Does the donor-recipient ABO blood group compatibility status predict subsequent lung transplantation outcomes?

BACKGROUND: The study was conducted to compare lung transplantation outcomes between ABO-identical (AI) and ABO-compatible (AC) recipients. METHODS: Charts of lung allograft recipients transplanted between February, 1990 and October, 1995 were reviewed. Standard triple-drug immunosuppression and general antimicrobial prophylaxis were provided. Surveillance spirometry was administered every three months. Flexible bronchoscopy (FB) with transbronchial biopsies (TBBs) were undertaken for clinical indications. Time to event analysis on acute (AR) and chronic (CR) rejection and actuarial survival were determined by Kaplan-Meier analysis. Cumulative curves were compared with a log rank test. Comparisons of age, maximum forced expiratory volume in one second (FEV1) in the single (SLT) and double (DLT) lung recipients, duration of intensive care unit and hospital stay were carried out using the Wilcoxon Rank Sum test. Gender, race, underlying diagnoses, cytomegalovirus (CMV) status and pulmonary reimplantation response (PRR) were compared by Chi-square or Fisher's exact test where appropriate. RESULTS: Of the 100 lung recipients (age = 42.5 +/- 13.4 years; M:F = 50:50), 64 were AI and 36 AC. Median follow-up was 22 (range = 0-78) months.
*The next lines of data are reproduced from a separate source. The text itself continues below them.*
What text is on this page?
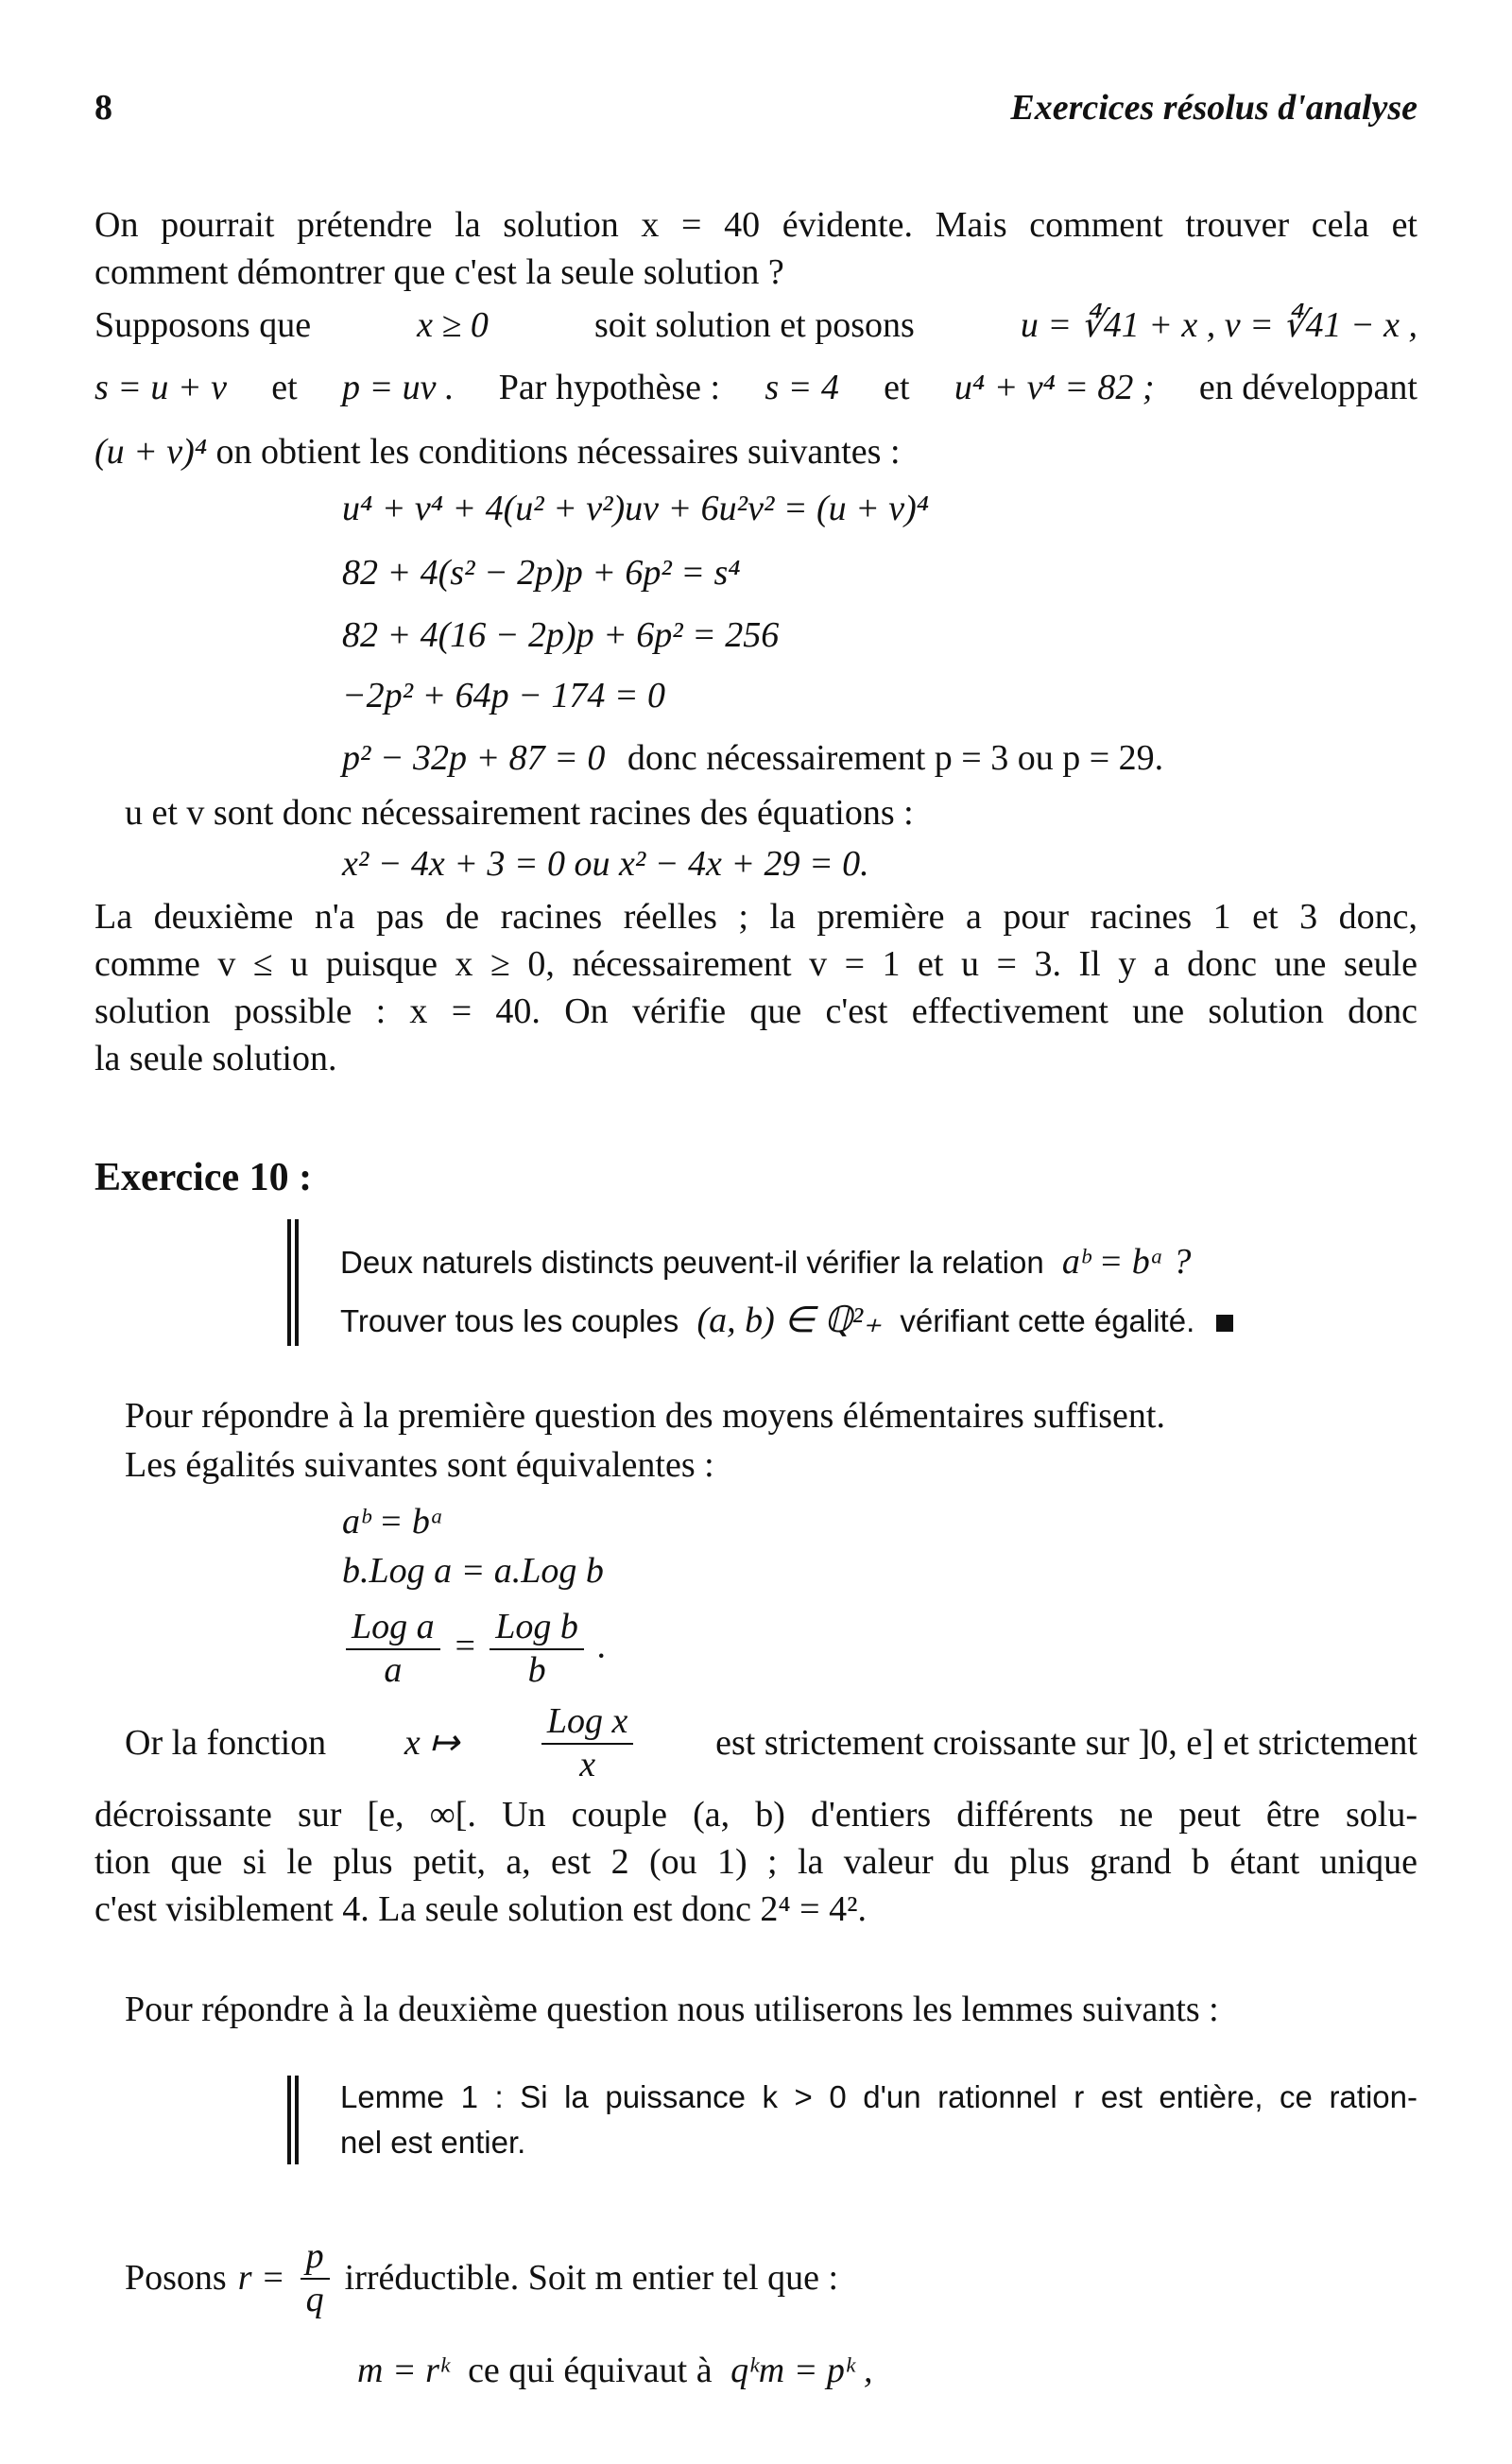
8	Exercices résolus d'analyse
On pourrait prétendre la solution x = 40 évidente. Mais comment trouver cela et
comment démontrer que c'est la seule solution ?
Supposons que	x ≥ 0	soit solution et posons	u = ∜41 + x , v = ∜41 − x ,
s = u + v et p = uv . Par hypothèse : s = 4 et u⁴ + v⁴ = 82 ; en développant
(u + v)⁴ on obtient les conditions nécessaires suivantes :
u⁴ + v⁴ + 4(u² + v²)uv + 6u²v² = (u + v)⁴
82 + 4(s² − 2p)p + 6p² = s⁴
82 + 4(16 − 2p)p + 6p² = 256
−2p² + 64p − 174 = 0
p² − 32p + 87 = 0 donc nécessairement p = 3 ou p = 29.
u et v sont donc nécessairement racines des équations :
x² − 4x + 3 = 0 ou x² − 4x + 29 = 0.
La deuxième n'a pas de racines réelles ; la première a pour racines 1 et 3 donc,
comme v ≤ u puisque x ≥ 0, nécessairement v = 1 et u = 3. Il y a donc une seule
solution possible : x = 40. On vérifie que c'est effectivement une solution donc
la seule solution.
Exercice 10 :
Deux naturels distincts peuvent-il vérifier la relation aᵇ = bᵃ ?
Trouver tous les couples (a, b) ∈ ℚ²₊ vérifiant cette égalité.
Pour répondre à la première question des moyens élémentaires suffisent.
Les égalités suivantes sont équivalentes :
aᵇ = bᵃ
b.Log a = a.Log b
$\frac{\text{Log a}}{a} = \frac{\text{Log b}}{b}$ .
Or la fonction x ↦ $\frac{\text{Log x}}{x}$ est strictement croissante sur ]0, e] et strictement
décroissante sur [e, ∞[. Un couple (a, b) d'entiers différents ne peut être solu-
tion que si le plus petit, a, est 2 (ou 1) ; la valeur du plus grand b étant unique
c'est visiblement 4. La seule solution est donc 2⁴ = 4².
Pour répondre à la deuxième question nous utiliserons les lemmes suivants :
Lemme 1 : Si la puissance k > 0 d'un rationnel r est entière, ce ration-
nel est entier.
Posons $r = \frac{p}{q}$ irréductible. Soit m entier tel que :
m = rᵏ ce qui équivaut à qᵏm = pᵏ ,
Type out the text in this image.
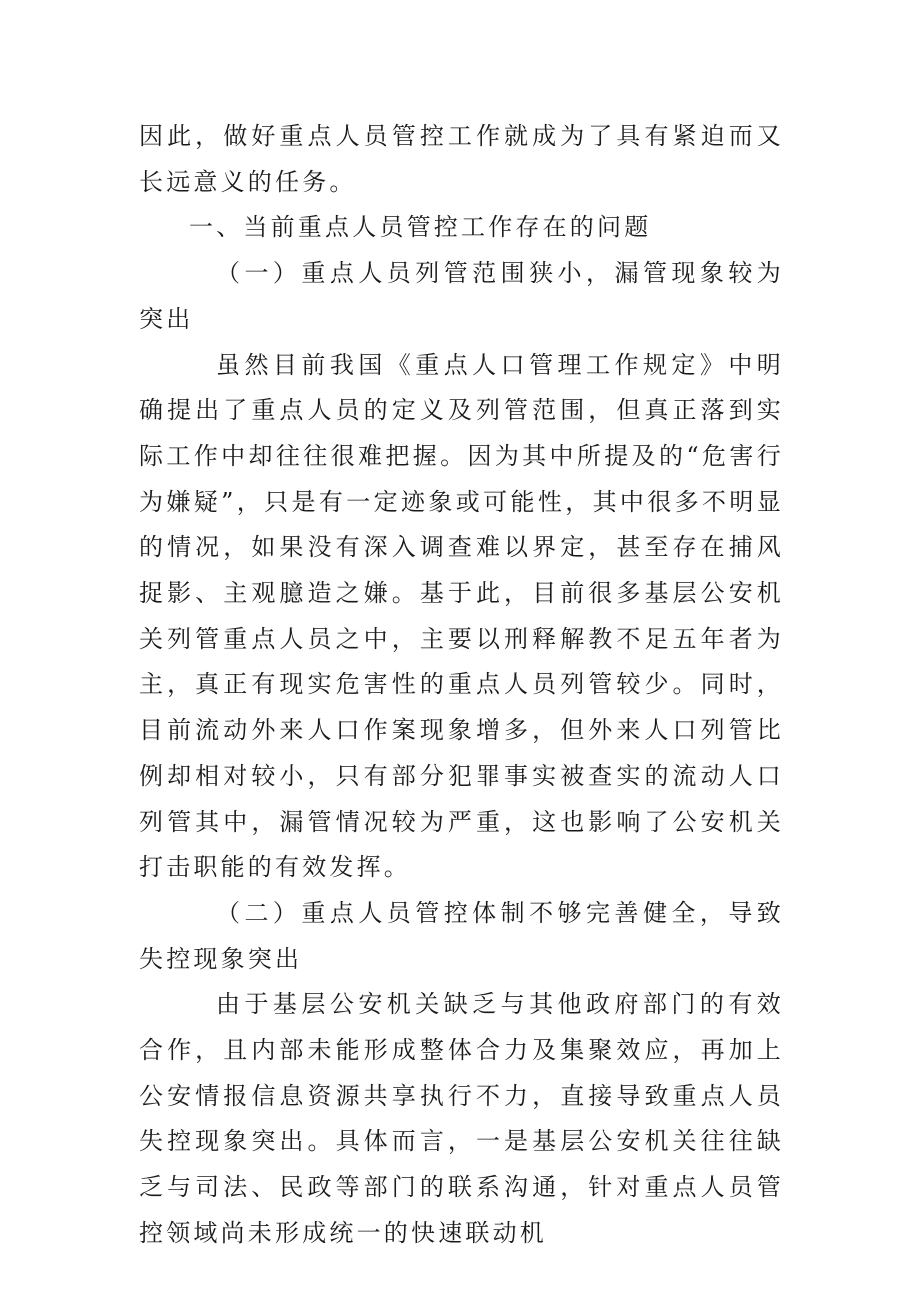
因此，做好重点人员管控工作就成为了具有紧迫而又长远意义的任务。

一、当前重点人员管控工作存在的问题

（一）重点人员列管范围狭小，漏管现象较为突出

虽然目前我国《重点人口管理工作规定》中明确提出了重点人员的定义及列管范围，但真正落到实际工作中却往往很难把握。因为其中所提及的“危害行为嫌疑”，只是有一定迹象或可能性，其中很多不明显的情况，如果没有深入调查难以界定，甚至存在捕风捉影、主观臆造之嫌。基于此，目前很多基层公安机关列管重点人员之中，主要以刑释解教不足五年者为主，真正有现实危害性的重点人员列管较少。同时，目前流动外来人口作案现象增多，但外来人口列管比例却相对较小，只有部分犯罪事实被查实的流动人口列管其中，漏管情况较为严重，这也影响了公安机关打击职能的有效发挥。

（二）重点人员管控体制不够完善健全，导致失控现象突出

由于基层公安机关缺乏与其他政府部门的有效合作，且内部未能形成整体合力及集聚效应，再加上公安情报信息资源共享执行不力，直接导致重点人员失控现象突出。具体而言，一是基层公安机关往往缺乏与司法、民政等部门的联系沟通，针对重点人员管控领域尚未形成统一的快速联动机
Outcome did not differ significantly between the 2 groups in terms of intensive care unit and hospital stay, PRR incidence and grade, incidence and frequencies of AR, median time and grade of first AR, maximum FEV1 for SLT and DLT recipients, incidence of CR and survival at 12 months. CONCLUSIONS: As the donor supply remains limited, this could considerably simplify the logistics of future transplantation.